Derrière ces vacances, penser à lui me paraissait moins évident. Je doutais de moi. Assurément, je doutais de nous. Je ne me sentais pas plus amoureuse que ça. Nous nous parlions moins souvent et commencions à épuiser nos sujets de conversation. Je ne savais plus quoi lui dire. Quelques je t'aime par ci par là, quelques compliments et des compte-rendu de mes journées. Je ne l'appelais pas, j'avais horreur de ça.

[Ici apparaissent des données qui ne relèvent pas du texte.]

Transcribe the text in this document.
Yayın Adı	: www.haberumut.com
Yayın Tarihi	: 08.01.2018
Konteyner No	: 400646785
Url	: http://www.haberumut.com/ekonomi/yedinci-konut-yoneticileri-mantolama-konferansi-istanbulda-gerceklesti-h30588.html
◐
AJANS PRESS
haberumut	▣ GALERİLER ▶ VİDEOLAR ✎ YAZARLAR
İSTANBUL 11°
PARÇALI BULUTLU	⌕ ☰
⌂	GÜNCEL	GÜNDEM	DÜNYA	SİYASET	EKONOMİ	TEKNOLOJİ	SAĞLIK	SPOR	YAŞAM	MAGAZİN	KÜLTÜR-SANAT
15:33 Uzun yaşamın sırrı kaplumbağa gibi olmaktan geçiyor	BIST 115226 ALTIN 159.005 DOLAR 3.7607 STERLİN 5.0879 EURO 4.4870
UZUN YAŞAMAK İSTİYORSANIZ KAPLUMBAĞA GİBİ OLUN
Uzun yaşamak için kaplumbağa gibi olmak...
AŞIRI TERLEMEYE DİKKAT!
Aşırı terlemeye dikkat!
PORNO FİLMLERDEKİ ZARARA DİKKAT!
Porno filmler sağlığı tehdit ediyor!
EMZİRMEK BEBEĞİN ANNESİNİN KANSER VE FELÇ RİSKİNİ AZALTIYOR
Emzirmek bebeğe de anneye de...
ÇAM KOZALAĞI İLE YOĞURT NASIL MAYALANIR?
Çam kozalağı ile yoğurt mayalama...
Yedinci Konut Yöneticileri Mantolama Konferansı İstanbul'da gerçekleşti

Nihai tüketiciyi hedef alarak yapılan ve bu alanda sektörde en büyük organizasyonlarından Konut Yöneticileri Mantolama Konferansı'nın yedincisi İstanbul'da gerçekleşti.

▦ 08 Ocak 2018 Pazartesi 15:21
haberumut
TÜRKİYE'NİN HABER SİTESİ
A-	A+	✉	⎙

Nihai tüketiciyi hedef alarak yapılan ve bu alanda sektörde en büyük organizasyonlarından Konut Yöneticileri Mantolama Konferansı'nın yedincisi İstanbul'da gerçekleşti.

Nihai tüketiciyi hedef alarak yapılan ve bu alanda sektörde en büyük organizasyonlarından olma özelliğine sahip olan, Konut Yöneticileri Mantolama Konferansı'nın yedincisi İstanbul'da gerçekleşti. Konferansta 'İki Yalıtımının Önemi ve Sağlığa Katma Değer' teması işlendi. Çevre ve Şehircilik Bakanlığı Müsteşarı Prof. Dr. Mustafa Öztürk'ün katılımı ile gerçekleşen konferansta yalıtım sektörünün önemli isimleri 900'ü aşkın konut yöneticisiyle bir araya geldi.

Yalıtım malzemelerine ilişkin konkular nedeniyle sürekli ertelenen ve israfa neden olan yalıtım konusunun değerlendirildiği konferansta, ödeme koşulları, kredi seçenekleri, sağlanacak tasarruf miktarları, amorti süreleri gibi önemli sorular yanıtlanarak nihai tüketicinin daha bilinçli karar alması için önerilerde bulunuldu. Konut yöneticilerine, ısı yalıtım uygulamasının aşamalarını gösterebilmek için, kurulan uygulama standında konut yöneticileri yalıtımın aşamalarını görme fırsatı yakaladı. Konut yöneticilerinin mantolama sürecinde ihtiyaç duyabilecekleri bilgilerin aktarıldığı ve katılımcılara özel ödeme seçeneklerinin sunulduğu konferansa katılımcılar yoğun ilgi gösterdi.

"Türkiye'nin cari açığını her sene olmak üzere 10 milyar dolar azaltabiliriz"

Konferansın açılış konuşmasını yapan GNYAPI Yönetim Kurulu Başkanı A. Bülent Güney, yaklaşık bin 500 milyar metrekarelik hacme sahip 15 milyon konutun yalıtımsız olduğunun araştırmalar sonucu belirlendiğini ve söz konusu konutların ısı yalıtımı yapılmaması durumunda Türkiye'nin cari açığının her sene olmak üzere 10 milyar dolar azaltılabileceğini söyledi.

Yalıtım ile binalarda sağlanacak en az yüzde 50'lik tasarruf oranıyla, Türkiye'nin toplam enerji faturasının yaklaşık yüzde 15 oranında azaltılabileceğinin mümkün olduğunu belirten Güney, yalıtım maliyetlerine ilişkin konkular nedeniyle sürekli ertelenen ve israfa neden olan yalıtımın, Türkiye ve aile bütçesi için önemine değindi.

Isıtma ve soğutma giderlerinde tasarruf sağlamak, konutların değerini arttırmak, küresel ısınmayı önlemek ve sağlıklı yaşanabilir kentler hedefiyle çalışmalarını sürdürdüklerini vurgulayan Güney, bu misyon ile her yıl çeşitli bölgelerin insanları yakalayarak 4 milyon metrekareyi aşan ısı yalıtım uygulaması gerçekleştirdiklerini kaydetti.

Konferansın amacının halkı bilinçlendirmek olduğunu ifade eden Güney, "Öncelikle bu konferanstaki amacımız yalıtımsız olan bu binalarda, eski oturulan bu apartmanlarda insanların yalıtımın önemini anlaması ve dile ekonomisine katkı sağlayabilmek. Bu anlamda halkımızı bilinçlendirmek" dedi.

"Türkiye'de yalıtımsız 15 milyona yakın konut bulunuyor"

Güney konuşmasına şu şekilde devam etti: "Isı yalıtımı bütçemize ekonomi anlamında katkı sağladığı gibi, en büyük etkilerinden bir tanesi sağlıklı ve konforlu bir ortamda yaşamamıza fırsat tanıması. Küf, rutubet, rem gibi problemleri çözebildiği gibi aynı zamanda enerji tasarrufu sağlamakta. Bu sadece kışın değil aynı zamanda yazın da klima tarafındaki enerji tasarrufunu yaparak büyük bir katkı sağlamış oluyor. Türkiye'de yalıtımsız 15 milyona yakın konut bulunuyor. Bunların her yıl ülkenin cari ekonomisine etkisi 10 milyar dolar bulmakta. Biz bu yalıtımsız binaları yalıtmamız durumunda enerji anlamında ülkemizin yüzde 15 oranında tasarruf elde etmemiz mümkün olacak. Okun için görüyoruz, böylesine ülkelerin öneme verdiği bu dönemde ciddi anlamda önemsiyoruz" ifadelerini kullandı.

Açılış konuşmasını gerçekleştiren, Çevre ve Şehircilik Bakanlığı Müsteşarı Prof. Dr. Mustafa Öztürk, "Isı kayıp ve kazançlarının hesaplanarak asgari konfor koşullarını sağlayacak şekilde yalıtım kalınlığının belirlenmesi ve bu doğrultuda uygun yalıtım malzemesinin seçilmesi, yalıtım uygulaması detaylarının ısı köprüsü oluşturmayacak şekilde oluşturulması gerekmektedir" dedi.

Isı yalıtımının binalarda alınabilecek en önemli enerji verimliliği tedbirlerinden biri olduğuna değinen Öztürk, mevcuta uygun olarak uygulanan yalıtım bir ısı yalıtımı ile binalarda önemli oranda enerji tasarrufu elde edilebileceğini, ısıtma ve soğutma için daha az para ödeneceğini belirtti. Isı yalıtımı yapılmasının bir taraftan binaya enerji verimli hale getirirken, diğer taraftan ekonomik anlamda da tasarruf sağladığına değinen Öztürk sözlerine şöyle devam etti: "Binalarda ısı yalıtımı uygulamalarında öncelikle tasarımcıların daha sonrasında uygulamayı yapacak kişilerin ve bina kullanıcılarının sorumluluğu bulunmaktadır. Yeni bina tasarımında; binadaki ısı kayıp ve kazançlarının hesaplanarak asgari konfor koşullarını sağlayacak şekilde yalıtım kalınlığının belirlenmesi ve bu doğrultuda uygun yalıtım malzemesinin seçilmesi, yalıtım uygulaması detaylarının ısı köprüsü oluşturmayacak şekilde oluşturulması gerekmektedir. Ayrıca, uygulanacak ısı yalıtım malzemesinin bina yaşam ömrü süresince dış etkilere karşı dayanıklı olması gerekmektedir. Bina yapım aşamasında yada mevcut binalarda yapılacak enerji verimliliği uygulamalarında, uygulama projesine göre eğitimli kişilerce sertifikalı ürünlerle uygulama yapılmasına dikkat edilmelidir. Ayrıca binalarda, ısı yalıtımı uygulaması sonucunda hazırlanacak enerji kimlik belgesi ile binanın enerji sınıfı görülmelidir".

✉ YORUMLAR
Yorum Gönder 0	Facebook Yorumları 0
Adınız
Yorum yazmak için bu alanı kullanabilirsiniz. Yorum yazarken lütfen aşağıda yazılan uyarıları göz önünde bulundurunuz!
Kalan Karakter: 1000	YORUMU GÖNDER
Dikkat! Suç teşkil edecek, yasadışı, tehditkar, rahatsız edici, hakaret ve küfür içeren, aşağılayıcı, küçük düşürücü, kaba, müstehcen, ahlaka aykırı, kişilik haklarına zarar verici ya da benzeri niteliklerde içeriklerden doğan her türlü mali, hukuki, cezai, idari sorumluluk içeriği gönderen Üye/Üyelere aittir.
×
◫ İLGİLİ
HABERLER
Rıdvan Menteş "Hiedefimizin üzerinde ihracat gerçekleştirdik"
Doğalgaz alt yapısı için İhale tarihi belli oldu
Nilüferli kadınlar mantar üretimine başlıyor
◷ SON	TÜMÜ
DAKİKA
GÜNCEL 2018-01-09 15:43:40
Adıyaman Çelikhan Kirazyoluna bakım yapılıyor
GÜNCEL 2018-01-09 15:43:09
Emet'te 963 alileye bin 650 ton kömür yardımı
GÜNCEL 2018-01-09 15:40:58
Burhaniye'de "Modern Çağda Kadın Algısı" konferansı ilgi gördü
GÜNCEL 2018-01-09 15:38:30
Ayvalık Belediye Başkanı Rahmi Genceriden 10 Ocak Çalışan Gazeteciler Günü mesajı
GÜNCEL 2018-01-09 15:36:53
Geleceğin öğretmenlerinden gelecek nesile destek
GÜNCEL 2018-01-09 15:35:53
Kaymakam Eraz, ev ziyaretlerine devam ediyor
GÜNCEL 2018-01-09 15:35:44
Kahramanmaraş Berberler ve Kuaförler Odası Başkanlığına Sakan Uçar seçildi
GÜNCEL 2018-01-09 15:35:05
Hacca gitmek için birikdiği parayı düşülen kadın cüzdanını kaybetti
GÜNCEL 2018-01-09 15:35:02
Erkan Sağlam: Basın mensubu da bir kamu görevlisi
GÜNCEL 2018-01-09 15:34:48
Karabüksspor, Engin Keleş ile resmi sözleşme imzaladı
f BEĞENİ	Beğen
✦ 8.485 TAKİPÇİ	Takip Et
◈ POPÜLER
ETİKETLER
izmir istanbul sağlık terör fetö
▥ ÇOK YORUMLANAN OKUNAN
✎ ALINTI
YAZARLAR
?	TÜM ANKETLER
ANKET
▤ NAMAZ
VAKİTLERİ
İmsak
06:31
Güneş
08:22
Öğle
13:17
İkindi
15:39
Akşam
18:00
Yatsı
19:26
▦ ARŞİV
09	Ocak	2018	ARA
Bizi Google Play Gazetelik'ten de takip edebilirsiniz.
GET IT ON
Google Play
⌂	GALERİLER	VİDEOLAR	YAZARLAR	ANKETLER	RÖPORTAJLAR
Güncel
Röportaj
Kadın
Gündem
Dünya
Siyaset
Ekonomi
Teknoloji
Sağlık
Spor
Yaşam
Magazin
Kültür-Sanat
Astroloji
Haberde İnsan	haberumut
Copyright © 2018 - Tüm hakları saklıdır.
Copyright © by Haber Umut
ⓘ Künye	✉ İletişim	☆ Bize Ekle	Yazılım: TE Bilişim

Il ne me faisait pas remarquer cette distance qui s'installait. Il m'aimait. Il avait besoin de moi. Enfin, c'est ce que je croyais. 《Quand est-ce qu'on se revoit?》 《Quand pourrais-je enfin te reprendre dans mes bras ?》Oui, il devait avoir besoin de moi.

Une lassitude s'instaurait et l'éventualité de se séparer m'apparaissait. Évidemment, je ne lui en ai jamais touché mot. Il m'aimait. Il avait besoin de moi. Comment aurais-je pu lui faire ça ?

Je n'éprouvais plus ce manque. L'absence de messages ne m'inquiétait plus. Je me disais que s'il se lassait, ce n'était pas si grave. Que ça ne me ferait rien.

Si j'avais su.

Je voulais retrouver mon indépendance, ce sentiment de liberté. Etais-je égoïste ? Certes, quelque peu. Mais j'espérais qu'il ne me le reproche pas.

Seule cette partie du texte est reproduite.